Fraudes aux immatriculations : plus de 6 millions d’euros de préjudice déclarés par les garages

Plus de 6 millions d’euros de préjudice cumulés. Jusqu’à 830 000 euros pour un seul garage. Les fraudes aux immatriculations via le système d’immatriculation des véhicules (SIV) prennent une dimension préoccupante, selon les résultats d’un sondage publié par la Fédération nationale de l’automobile (FNA).
Un mois après un premier signalement largement relayé, l’organisation professionnelle a interrogé 220 garages dont les dossiers ont été examinés. Les chiffres confirment l’ampleur du phénomène : 27,7 % des répondants déclarent avoir été victimes d’usurpation de leur habilitation, tandis que 8,9 % supplémentaires expriment un doute.
Au-delà de ces cas d’usurpation, les situations recensées sont multiples : 47,8 % des garages interrogés déclarent avoir subi des immatriculations frauduleuses, 31,9 % ont constaté des déclarations d’achat fictives et 23,2 % ont vu des véhicules rattachés à leur compte, générant contraventions et mises en cause administratives.
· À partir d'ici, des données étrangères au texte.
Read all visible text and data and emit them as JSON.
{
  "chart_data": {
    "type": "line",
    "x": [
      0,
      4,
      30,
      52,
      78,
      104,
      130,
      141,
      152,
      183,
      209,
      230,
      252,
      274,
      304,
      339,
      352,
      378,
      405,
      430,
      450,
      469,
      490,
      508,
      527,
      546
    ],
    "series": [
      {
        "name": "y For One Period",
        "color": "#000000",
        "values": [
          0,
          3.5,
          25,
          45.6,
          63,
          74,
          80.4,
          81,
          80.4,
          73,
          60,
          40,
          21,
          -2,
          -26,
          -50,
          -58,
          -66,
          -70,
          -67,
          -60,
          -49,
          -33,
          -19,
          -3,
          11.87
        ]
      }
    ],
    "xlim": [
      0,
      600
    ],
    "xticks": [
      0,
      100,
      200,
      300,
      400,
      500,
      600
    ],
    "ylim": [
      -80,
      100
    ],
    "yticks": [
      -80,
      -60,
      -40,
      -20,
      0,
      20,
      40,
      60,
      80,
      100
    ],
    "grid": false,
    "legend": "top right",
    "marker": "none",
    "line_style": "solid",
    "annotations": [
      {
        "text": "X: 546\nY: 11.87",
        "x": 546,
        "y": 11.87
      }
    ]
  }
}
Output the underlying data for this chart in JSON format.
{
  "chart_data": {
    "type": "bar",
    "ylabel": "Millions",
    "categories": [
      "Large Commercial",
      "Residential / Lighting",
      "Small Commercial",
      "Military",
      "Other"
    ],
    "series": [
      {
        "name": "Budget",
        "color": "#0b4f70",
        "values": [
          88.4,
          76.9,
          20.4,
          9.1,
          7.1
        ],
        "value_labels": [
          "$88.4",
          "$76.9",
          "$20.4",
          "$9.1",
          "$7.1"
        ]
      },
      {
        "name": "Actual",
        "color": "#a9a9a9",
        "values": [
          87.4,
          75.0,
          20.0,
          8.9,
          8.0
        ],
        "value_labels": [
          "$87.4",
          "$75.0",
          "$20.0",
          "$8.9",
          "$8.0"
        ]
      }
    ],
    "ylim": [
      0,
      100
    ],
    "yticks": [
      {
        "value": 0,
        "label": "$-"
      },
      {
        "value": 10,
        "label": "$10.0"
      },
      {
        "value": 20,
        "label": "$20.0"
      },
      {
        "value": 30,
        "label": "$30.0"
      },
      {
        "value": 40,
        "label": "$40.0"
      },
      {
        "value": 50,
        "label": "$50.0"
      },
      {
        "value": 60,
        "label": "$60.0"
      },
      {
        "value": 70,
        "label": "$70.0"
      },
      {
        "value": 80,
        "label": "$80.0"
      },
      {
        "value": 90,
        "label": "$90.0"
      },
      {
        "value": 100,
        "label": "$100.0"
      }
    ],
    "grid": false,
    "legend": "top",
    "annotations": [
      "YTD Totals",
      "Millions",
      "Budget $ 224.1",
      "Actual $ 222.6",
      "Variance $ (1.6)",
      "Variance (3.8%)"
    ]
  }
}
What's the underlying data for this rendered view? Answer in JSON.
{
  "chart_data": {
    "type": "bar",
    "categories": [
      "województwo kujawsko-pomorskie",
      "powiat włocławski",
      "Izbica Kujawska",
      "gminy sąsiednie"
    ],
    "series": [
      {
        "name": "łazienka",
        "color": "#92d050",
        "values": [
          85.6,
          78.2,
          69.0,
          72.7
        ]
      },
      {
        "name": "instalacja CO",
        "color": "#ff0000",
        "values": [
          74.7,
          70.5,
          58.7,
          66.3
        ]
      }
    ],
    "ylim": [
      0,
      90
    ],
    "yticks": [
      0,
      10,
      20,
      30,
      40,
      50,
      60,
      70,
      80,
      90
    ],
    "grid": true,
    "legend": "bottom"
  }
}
Une faille exploitée à grande échelle
La FNA précise que les fraudes identifiées reposent principalement sur l’usurpation des accès numériques des garages. Les modes opératoires sont désormais connus : appels se faisant passer pour des services préfectoraux, courriels imitant des communications officielles, prises de contrôle à distance via des logiciels spécialisés et ajout falsifié de clés numériques.
Dans certains cas, des centaines de cartes grises peuvent être éditées en quelques heures, souvent sans alerte automatique ni double authentification renforcée.
Dans une réponse écrite à un parlementaire, le ministère de l’Intérieur indique qu’environ 250 000 véhicules frauduleusement immatriculés seraient identifiés chaque année, sur un parc national de 55 millions de véhicules. Des signalements ont été recensés dans 69 départements par la FNA. Trois régions semblent particulièrement touchées : les Pays de la Loire (36 cas), Auvergne–Rhône-Alpes (16) et Occitanie (14).
Des conséquences lourdes pour les garages
Pour les professionnels concernés, les effets sont immédiats. Les taxes correspondantes aux opérations réalisées frauduleusement peuvent leur être imputées. Certains reçoivent des contraventions pour des véhicules qu’ils n’ont jamais détenus – péages impayés, excès de vitesse, infractions de stationnement – ou subissent des prélèvements automatiques liés à des immatriculations falsifiées.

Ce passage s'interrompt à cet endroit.